Et quand je dis fragile, je cible autant la prise en charge du nouveau né prématuré dont on a commencé à comprendre qu’il était aussi une personne, que celle du handicapé qu’il nous faut reconnaître dans ses droits les plus basiques (accès libre à toutes les simples et élémentaires commodités sociales et urbaines – prendre le métro à Paris quand on est handicapé n’est pas difficile c’est titanesque, impossible en fait), celle de nos vieux (un terme presque tabou tant il renvoie à de mauvais préjugés alors qu’il est aussi affectif qu’une belle chanson de Brel) à qui on ne reconnaît plus le savoir du temps et l’expérience du devoir ou la fragilité de la fatigue, celle des minorités sexuelles et religieuses conspuées, tyrannisées ou maltraitée, et celle enfin de ces milliers de migrants entre deux eaux affolés et si désespérés qu’ils préfèrent le tourbillon mortel des vagues qui secoue leurs vies dans des arches de fortune aux dictatures liberticides de leur terre.

L’honneur d’une nation porteuse des valeurs nobles, porteuse de ce triptyque Liberté Egalité Fraternité qu’on commente trop souvent sans en comprendre le sens humaniste et bienveillant, est de se charger, de réparer, de stopper cette fragilité.

La réflexion à ce sujet est indispensable. L’Europe nous y aide quelques fois, au nord l’enfant est au centre du dispositif, il n’est pas soumis aux impératifs du pragmatisme de l’adulte. L’Afrique nous y aide aussi car elle nous rappelle que c’est tout un village qui a le devoir d’élever un enfant, pas seulement sa mère et son père mais un village tout entier. Quelle belle leçon nous prenons de ce grand, beau et large continent d’Histoire morcelée mais réparée.

Bien sûr, le monde, la société, la famille, l’individu changent, mais notre conscience de citoyen ne doit-elle pas nous éveiller à plus de courage et de responsabilités ?

Notre engagement civique ou militant, ne doit-il pas renforcer davantage encore notre lutte pour les égalités, pour l’Égalité ?

Aucune nation, aucune république démocratique n’a plus de devoirs que la France, ce pays des lumières – incliné depuis des siècles à réparer les négligences des injustices – a pour obligation de renforcer encore et toujours les droits des enfants.

Au XXème siècle, on a abandonné des droits et des usages abusifs c’est bien.

On a organisé le système de protection de l’enfance par département, c’est bien.

On a pris en charge les pupilles de la nation, c’est bien.

On a fait de l’Education un principe inaliénable de la République par sa gratuité et son accès sans sélection, c’est bien.

La France doit maintenant, entrer dans le XXIème siècle avec encore plus de ferveur et d’audace, elle doit s’affranchir d’un système parfois encore trop bureaucratique qui clôt trop souvent les négligences au rang des épiphénomènes médiatiques.

C’est là une grave erreur.
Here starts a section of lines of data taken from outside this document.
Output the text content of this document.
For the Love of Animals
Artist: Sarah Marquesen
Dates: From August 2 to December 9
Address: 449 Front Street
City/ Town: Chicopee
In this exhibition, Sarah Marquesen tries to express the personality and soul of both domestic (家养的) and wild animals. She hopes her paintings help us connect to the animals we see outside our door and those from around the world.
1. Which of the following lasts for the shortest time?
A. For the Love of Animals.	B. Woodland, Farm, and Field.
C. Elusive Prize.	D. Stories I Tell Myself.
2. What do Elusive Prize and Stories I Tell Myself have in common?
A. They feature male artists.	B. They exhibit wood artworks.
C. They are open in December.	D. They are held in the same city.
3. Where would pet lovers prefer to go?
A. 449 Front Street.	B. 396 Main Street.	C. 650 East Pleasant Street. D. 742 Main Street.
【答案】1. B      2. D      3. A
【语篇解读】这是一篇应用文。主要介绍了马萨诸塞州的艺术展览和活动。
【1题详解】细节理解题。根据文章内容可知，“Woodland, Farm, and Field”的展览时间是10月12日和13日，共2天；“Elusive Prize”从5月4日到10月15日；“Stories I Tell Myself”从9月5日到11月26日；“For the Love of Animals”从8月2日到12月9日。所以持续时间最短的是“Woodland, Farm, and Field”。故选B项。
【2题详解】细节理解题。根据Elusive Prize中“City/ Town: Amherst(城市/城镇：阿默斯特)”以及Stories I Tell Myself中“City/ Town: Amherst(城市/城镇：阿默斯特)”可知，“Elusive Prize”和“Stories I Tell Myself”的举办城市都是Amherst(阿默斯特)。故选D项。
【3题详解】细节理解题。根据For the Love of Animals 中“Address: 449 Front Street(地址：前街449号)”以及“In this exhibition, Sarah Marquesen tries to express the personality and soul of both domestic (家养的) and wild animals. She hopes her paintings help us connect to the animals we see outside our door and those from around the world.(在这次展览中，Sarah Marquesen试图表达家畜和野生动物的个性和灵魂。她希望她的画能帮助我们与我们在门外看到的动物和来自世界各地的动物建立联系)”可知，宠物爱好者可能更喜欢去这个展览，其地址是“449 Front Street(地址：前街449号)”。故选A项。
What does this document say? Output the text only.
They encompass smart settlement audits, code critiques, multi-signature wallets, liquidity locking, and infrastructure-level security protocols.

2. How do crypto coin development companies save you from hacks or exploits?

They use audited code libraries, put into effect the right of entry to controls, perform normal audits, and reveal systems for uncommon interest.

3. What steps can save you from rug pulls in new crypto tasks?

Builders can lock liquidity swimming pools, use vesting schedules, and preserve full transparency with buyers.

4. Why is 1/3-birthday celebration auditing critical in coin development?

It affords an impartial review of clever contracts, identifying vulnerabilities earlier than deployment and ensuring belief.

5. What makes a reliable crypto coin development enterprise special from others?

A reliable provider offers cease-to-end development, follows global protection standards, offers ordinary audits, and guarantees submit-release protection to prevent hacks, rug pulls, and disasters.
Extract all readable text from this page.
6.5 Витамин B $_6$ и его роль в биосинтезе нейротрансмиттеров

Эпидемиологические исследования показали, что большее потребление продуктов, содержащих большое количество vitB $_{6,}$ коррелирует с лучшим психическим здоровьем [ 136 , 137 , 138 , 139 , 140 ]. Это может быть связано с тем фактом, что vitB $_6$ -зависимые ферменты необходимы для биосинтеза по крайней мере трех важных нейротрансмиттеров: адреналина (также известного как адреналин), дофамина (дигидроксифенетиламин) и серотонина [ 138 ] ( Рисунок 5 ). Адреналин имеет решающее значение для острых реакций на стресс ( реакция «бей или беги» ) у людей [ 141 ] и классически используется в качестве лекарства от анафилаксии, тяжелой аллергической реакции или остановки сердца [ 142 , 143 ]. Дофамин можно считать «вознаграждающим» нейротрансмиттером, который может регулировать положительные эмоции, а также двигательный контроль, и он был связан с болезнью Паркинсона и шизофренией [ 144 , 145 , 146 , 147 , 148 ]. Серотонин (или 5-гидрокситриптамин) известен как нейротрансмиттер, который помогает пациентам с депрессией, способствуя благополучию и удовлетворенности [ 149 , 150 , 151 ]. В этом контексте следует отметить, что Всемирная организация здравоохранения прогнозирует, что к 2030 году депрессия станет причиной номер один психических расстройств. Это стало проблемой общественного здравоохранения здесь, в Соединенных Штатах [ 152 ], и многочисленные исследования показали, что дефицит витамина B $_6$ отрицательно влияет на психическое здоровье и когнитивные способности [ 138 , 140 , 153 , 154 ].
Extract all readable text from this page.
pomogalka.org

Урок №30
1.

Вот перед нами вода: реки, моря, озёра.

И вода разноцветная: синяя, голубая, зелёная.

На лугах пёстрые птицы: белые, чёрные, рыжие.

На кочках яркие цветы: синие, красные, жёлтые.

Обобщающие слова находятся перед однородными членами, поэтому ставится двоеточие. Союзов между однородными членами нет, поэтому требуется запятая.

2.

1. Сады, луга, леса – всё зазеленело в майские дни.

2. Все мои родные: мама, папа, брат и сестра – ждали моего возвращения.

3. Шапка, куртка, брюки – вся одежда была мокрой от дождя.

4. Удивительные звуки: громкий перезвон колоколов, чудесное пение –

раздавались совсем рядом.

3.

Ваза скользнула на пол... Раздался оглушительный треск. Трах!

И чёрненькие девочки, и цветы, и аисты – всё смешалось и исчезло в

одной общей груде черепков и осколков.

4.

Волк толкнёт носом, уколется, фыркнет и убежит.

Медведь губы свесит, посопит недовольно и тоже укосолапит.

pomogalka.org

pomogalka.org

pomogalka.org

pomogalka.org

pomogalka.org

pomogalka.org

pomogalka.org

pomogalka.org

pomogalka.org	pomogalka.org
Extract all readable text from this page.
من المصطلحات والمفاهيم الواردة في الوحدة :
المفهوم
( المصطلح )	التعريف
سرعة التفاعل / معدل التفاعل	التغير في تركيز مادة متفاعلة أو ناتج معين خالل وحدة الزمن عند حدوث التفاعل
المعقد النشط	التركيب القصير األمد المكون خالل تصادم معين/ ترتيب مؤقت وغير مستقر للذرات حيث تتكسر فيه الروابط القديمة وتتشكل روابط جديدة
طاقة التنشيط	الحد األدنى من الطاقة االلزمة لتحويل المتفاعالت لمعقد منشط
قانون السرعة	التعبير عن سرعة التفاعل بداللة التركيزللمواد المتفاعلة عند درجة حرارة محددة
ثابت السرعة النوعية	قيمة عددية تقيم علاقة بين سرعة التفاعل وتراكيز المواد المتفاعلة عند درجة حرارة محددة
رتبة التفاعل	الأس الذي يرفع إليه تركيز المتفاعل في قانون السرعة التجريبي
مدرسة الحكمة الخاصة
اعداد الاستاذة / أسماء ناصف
Chaque individu fragile, chaque enfant doit pouvoir compter et être rassuré d’être bien, correctement et durablement défendu par l’Etat. Ca marche souvent, cela doit marcher constamment.

L’Etat juste est celui qui nous rappelle la concorde sans négliger les leçons de l’histoire.

C’est lui qui place toujours le plus vulnérable comme le premier bénéficiaire de la générosité sociale. Pas de l’assistanat social, comme on peut l’entendre quelques fois de manière abjecte, mais juste de la générosité sociale.

Celle-là même qui permet le bien et mieux vivre ensemble.